PwC sees AI boosting global growth

Global gross domestic product (GDP) will be 14% higher in 2030 as a result of artificial intelligence (AI) – the equivalent of an additional $15.7 trillion, or more than the current output of China and India combined – according to research by PricewaterhouseCoopers.

This makes it the biggest commercial opportunity in today’s fast changing economy, suggests the professional services giant. PwC’s study, entitled Sizing the prize’ outlines the economies that are set to benefit most from AI.

Labour productivity improvements are expected to account for over half of all economic gains from AI over the period 2016-2030. Increased consumer demand resulting from AI-enabled product enhancements will account for the rest.
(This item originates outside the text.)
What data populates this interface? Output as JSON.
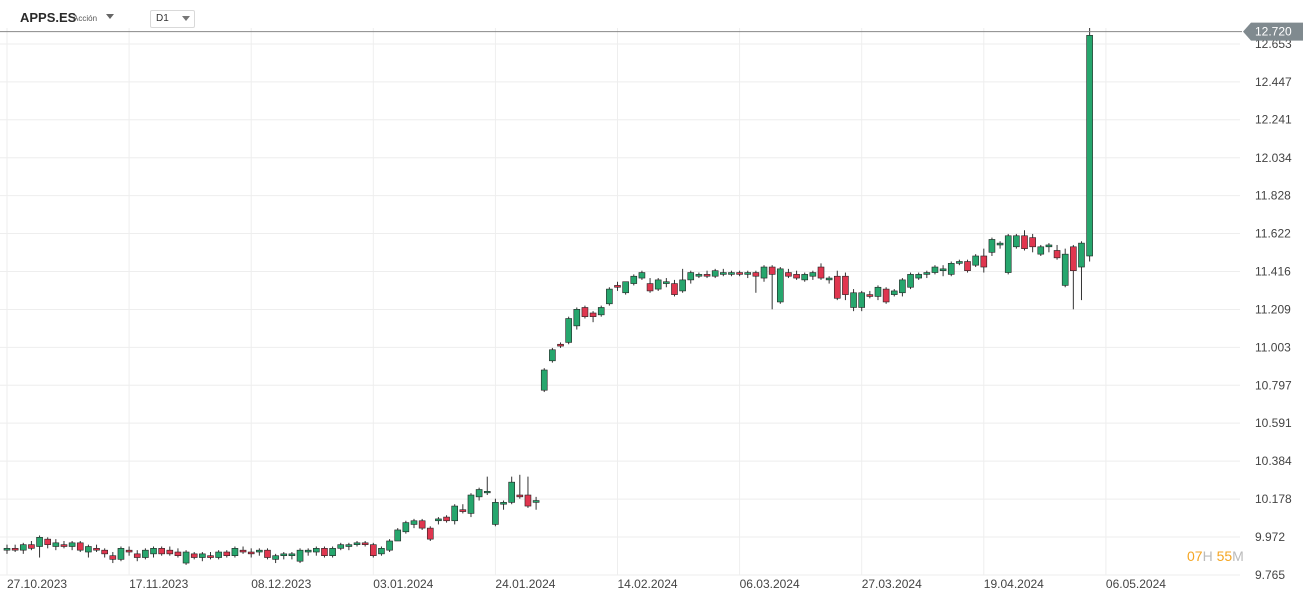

The greatest economic gains from AI will be in China (26% boost to GDP in 2030) and North America (14.5% boost), equivalent to a total of US$10.7 trillion and accounting for almost 70% of the global economic impact.

  • North America will experience productivity gains faster than China initially, driven by its readiness for AI and the high fraction of jobs that are susceptible to replacement by more-productive technologies.
  • China will begin to pull ahead of the US’s AI productivity gains in 10 years, after it catches up on a slower build up to the technology and expertise needed.
  • Europe and Developed Asia will also experience significant economic gains from AI (9-12% of GDP in 2030).
  • Developing countries will experience more modest increases of less than 6% of GDP, due to the much lower rates of adoption of AI technologies expected (including Latin America, Africa).

“The analysis highlights how the value of AI enhancing and augmenting what enterprises can do is large, if not larger than automation,” said Anand Rao, PwC’s global leader of AI. “It demonstrates how big a game changer AI is likely to be – transforming our lives as individuals, enterprises and as a society.”

Within the analysis, the PwC AI Impact Index pinpoints three business areas with the greatest AI potential in each of eight sectors: healthcare, automotive, financial services, retail, technology, manufacturing, energy and transport/logistics. Areas identified include image-based diagnostics, on demand production and autonomous traffic control.

Overall, the biggest absolute sector gains will be in retail, financial services, and healthcare as AI increases productivity, product value and consumption. By 2030, an additional US$9 trillion of GDP will be added from product enhancements and shifts in consumer demand, behaviour, as AI driven consumption gains overtake those of productivity.

“No sector or business is in any way immune from the impact of AI,” said Gerard Verweij, global data and analytics leader at PwC. “The impact on productivity alone could be competitively transformational and even disruptive. Businesses that fail to apply AI, could quickly find themselves being undercut on turnaround times as well as costs and experience, and may lose a significant amount of their market share as a result.

“The big challenge is how to secure the right talent, technology and access to data to make the most of this opportunity.”

The analysis underlines how the scale of the opportunity of AI needs to be underpinned by both more robust governance and new operating models to realise its full potential.

An earlier PwC UK paper on responsible AI warned that effective controls need to be built into the design and implementation phase to ensure AI’s positive potential is secured, and address stakeholder concerns about it operating beyond the boundaries of reasonable control.